In 43 cases, the previous corpus callosum findings were revised: Three times from ACC to DCC, five times from ACC to corpus callosum hypoplasia (CH), four times from DCC to CH, four times from DCC to ACC, once from CH to ACC, five times from CH to DCC, once from CH to HPE, and once from HPE to DCC. Nineteen patients, who had previously been described to have ACC (n = 2), DCC (n = 3), HPE (n = 1), or CH (n = 13) had no corpus callosum abnormalities at all.
Of the 35 patients with ACC, 28 were seen by a clinical geneticist. In the seven remaining cases, an appointment was offered, but the parents declined. Of the 18 patients with DCC, 13 were seen by a clinical geneticist. In the five remaining cases an appointment was offered, but the parents either declined (n = 4) or were lost to follow-up.
Clinical genetic investigation of a patient included a thorough phenotype assessment including minor anomalies of head, neck, skin, and extremities. Genetic laboratory investigation included chromosome and subtelomeric analyses. For the purpose of this study, a diagnosis was considered chromosomal only, if an unbalanced karyotype was either in conventional, subtelomeric or array-CGH analysis.
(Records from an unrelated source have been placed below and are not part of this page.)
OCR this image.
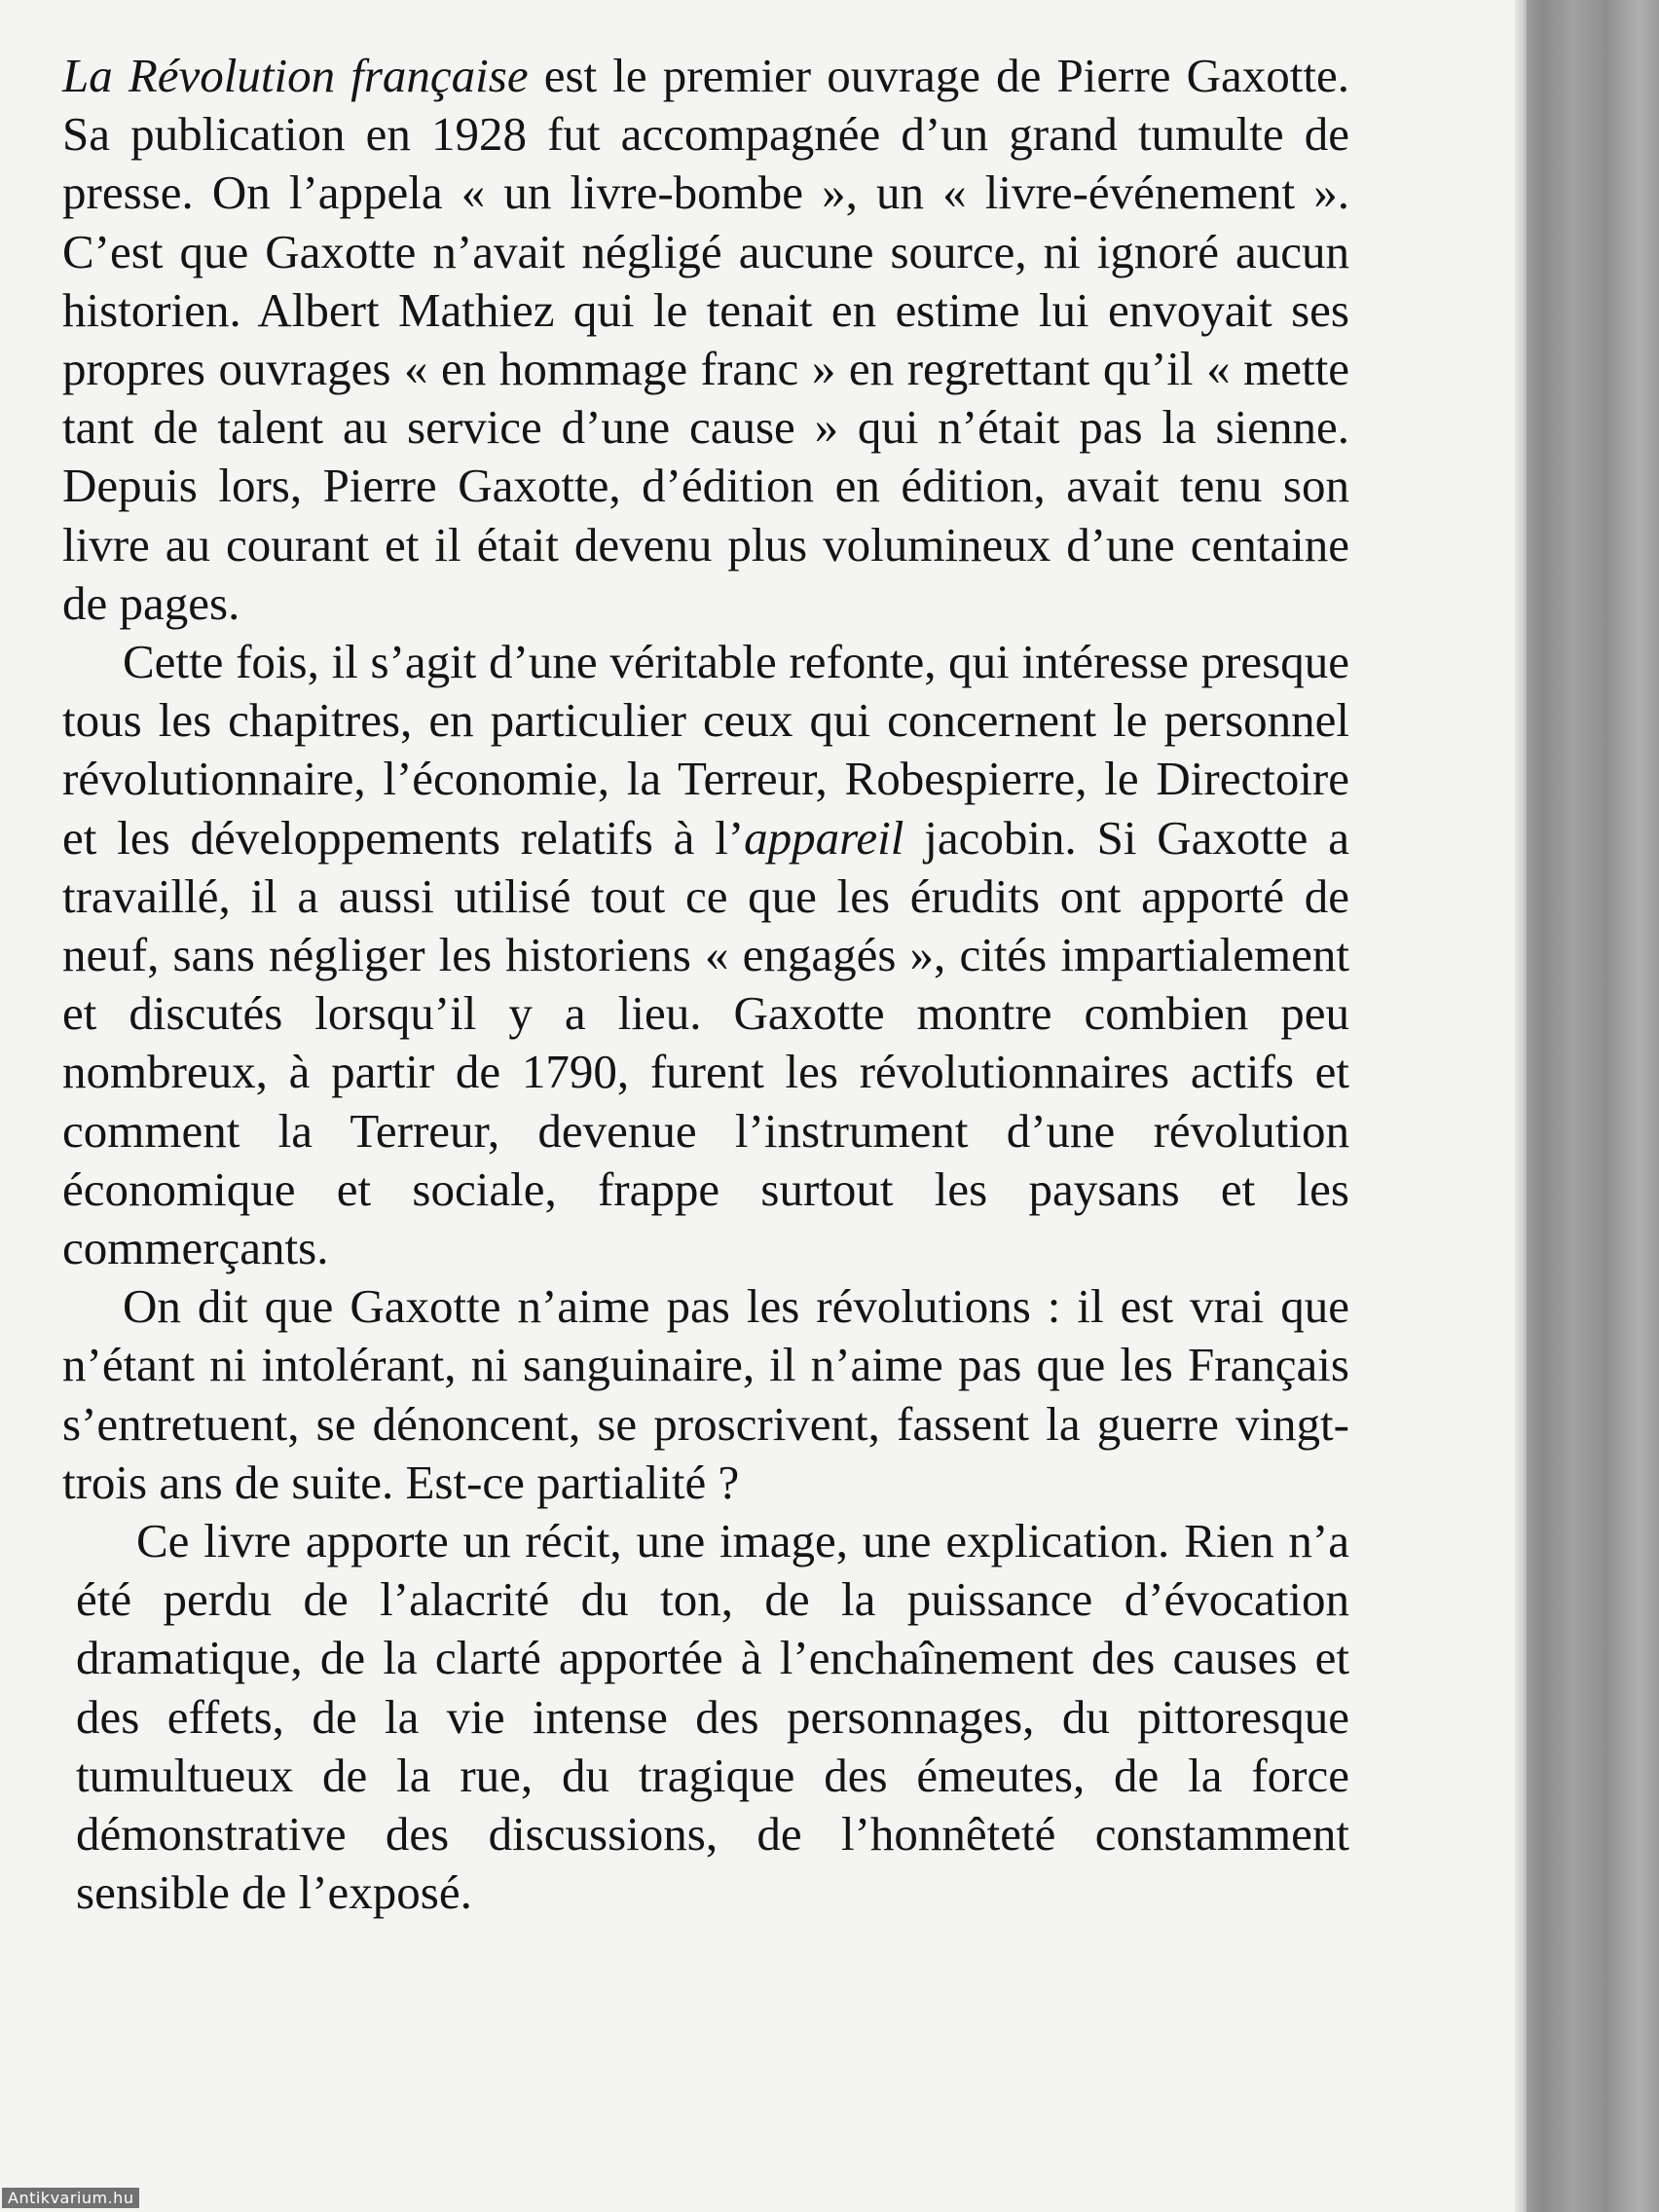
La Révolution française est le premier ouvrage de Pierre Gaxotte. Sa publication en 1928 fut accompagnée d’un grand tumulte de presse. On l’appela « un livre-bombe », un « livre-événement ». C’est que Gaxotte n’avait négligé aucune source, ni ignoré aucun historien. Albert Mathiez qui le tenait en estime lui envoyait ses propres ouvrages « en hommage franc » en regrettant qu’il « mette tant de talent au service d’une cause » qui n’était pas la sienne. Depuis lors, Pierre Gaxotte, d’édition en édition, avait tenu son livre au courant et il était devenu plus volumineux d’une centaine de pages.

Cette fois, il s’agit d’une véritable refonte, qui intéresse presque tous les chapitres, en particulier ceux qui concernent le personnel révolutionnaire, l’économie, la Terreur, Robespierre, le Directoire et les développements relatifs à l’appareil jacobin. Si Gaxotte a travaillé, il a aussi utilisé tout ce que les érudits ont apporté de neuf, sans négliger les historiens « engagés », cités impartialement et discutés lorsqu’il y a lieu. Gaxotte montre combien peu nombreux, à partir de 1790, furent les révolutionnaires actifs et comment la Terreur, devenue l’instrument d’une révolution économique et sociale, frappe surtout les paysans et les commerçants.

On dit que Gaxotte n’aime pas les révolutions : il est vrai que n’étant ni intolérant, ni sanguinaire, il n’aime pas que les Français s’entretuent, se dénoncent, se proscrivent, fassent la guerre vingt-trois ans de suite. Est-ce partialité ?

Ce livre apporte un récit, une image, une explication. Rien n’a été perdu de l’alacrité du ton, de la puissance d’évocation dramatique, de la clarté apportée à l’enchaînement des causes et des effets, de la vie intense des personnages, du pittoresque tumultueux de la rue, du tragique des émeutes, de la force démonstrative des discussions, de l’honnêteté constamment sensible de l’exposé.

Antikvarium.hu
According to the obtained genetic data and/or a clinically suspected diagnosis, further investigation (e.g., particular gene analysis, microarray-based comparative genomic hybridization in case of severe mental retardation and/or dysmorphic phenotype) was considered and offered.
Array-CGH analysis using a whole genome tiling path BAC array was performed as described previously [Klopocki et al., 2006]. In brief, patient and reference DNA were labeled using a Bioprime CGH labeling kit (Invitrogen, Karlsruhe, Germany) and hybridized on the array (SlideBooster, Implen, Munich, Germany). Analysis and visualization were performed with CGHPRO software. Copy number changes were determined by a conservative log2 ratio threshold (gain ≥ 0.3; loss ≤ −0.3). Profile deviations consisting of three or more neighboring BACs are considered as genomic aberrations.
RESULTS
After the neuroradiological re-assessment, 110 patients were identified with distinctive features of the corpus callosum:
Thirty-five patients with ACC (34 from group 1 and one from group 2).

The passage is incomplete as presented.